The photos we took were nothing short of breathtaking. Here’s a few:
Caius was strapped into our Manduca baby carrier most of the flight, and later progressed to sitting on the floor safely peeking out of the foot-hole in the side of the basket. He enjoyed the ride overall but wasn’t too keen on the loud sound made by the burner from time to time. Mia was enthralled with the natural beauty surrounding her, taking in all the sights, just managing to peek over the edge of the basket.
It’s worth noting that children under 7 are generally discouraged from participating due to safety risks and the fact that the basket is quite high not giving prime viewing, but both Mia and Caius loved the experience. It would be a perfect romantic excursion for parents if you were to find a local babysitter for the morning.
The countryside around Cappadocia has been carved out of the volcanic rock over the centuries by wind and melting snow to reveal amazing colours, textures and shapes unique to the region. The well-known “Love Valley” features vertical rock protrusions, which could be likened to particular part of the male anatomy. Erin had fun coming up with humorous names for this area. We also had a chuckle when an older lady on the balloon asked “why is this region called Love Valley?”. How exactly could we explain that gently?
As Nigel was looking for a spot to land the balloon, he announced that we would be landing on the back of a pick-up truck. We thought he was joking at first, but realized he was serious. How would this work? We recalled back to our Australian balloon ride, which ended with us roughly landing the basket with a thud and tipping over while gripping onto the internal handles with white knuckles. This time, there was a rope lowered down to a staff member waiting below and guided gently onto the back of a pick-up truck (Aussies would call them “utes”) with amazing grace and finesse. We were impressed!

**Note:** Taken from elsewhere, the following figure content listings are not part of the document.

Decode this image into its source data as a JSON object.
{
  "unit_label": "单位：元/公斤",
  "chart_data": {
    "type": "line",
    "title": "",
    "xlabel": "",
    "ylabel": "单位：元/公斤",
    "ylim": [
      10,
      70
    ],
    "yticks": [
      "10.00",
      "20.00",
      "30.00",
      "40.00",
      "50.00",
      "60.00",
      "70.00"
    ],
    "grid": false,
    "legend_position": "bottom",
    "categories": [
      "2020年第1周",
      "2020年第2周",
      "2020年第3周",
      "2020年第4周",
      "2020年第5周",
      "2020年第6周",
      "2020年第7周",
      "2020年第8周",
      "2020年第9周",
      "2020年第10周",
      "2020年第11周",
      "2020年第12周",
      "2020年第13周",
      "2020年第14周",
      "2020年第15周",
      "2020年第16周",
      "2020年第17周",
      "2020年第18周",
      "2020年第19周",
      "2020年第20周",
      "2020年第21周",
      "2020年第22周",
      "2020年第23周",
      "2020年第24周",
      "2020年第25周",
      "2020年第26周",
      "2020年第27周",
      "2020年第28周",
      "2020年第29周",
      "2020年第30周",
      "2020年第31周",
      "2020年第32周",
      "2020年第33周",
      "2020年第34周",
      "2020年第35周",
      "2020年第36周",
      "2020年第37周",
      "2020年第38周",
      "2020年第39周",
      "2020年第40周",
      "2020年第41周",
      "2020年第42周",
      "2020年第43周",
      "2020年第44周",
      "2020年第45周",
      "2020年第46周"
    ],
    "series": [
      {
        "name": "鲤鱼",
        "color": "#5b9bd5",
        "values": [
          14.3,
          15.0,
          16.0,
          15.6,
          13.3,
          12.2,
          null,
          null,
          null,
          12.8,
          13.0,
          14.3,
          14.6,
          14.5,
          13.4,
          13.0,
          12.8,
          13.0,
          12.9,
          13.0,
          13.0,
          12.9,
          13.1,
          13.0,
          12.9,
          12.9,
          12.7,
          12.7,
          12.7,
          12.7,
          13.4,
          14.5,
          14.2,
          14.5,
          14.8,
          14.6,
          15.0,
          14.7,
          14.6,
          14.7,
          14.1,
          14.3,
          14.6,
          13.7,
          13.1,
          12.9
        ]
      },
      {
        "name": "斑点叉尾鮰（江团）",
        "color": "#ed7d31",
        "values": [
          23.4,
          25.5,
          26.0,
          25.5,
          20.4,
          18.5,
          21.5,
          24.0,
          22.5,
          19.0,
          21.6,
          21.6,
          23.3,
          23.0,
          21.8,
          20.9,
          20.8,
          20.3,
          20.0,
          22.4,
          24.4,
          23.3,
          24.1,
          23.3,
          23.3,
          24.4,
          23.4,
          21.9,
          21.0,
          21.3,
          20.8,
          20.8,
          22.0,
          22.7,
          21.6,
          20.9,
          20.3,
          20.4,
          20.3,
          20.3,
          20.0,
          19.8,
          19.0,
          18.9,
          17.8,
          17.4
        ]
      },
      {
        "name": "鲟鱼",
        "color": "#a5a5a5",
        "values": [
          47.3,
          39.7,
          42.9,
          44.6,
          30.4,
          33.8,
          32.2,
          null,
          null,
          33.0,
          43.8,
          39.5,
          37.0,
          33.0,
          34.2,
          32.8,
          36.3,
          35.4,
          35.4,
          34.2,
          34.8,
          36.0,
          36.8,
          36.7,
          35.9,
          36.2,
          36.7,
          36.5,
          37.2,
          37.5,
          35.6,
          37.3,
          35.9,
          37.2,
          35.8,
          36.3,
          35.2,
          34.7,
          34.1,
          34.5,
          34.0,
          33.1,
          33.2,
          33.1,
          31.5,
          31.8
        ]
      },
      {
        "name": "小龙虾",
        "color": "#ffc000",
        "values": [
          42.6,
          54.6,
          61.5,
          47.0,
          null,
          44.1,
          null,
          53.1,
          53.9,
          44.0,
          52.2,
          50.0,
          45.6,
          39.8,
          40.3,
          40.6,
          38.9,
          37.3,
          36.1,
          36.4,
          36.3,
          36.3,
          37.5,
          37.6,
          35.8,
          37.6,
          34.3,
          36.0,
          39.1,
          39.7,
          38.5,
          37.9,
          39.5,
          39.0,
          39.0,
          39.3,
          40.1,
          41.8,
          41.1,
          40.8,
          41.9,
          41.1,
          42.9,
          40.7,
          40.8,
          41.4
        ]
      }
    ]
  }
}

We shouldn’t have been surprised since during our research of the balloon companies in the area, Royal Balloons consistently came out on top in both the blogging world and other resources.
After the riders disembarked, Mia helped the staff to flatten out the balloon by jumping on it – her favourite part of the whole ride. They also prepared a champagne and orange juice toast as part of a tradition associated with hot air ballooning. We were each endowed with a gold medal to commemorate our adventure. After a few more photos we farewelled the team and made our way back to Kayakapi Pemium Caves via shuttle, to rest for an hour before our next adventure began – a day tour around Cappadocia.
The "Queen" package with Royal Balloons is €175pp and tickets can be booked via their website.
This balloon ride would definitely be in our top 5 experiences since we started this journey in May 2012. It’s not the cheapest attraction when travelling on a tight budget, but it is money well spent. Nothing else quite compares. We can see why some folks travel to Turkey just for this experience. Flying high in Cappadocia is an experience of a lifetime.
Reader Comments..."I respond to every comment by direct private email. I look forward to your feedback" - Josh Bender
wow that is amazing loved all the spectacular views, can't wait to do this!
OHHHH-EM-GEEE! What amazing photos. I love the one of your little man with his juice. So cool.!!
HI its @sparkyballoon, Glad you had a great balloon flight,now you know why we love flying our balloon.Of all the balloons that took off that day you had our Nigel Tovey as your pilot.Glad your having a great time.
all the best Dave or DJ
Gotta add this to my bucket list! It looks amazing. I really want to ride in a hot air balloon, but I'm worried my fear of heights/motion sickness might ruin the experience.
This is just beautiful!
How old were your kids when you went to Turkey?
We're planning of going there in July! My kids are 3, 5 and 8.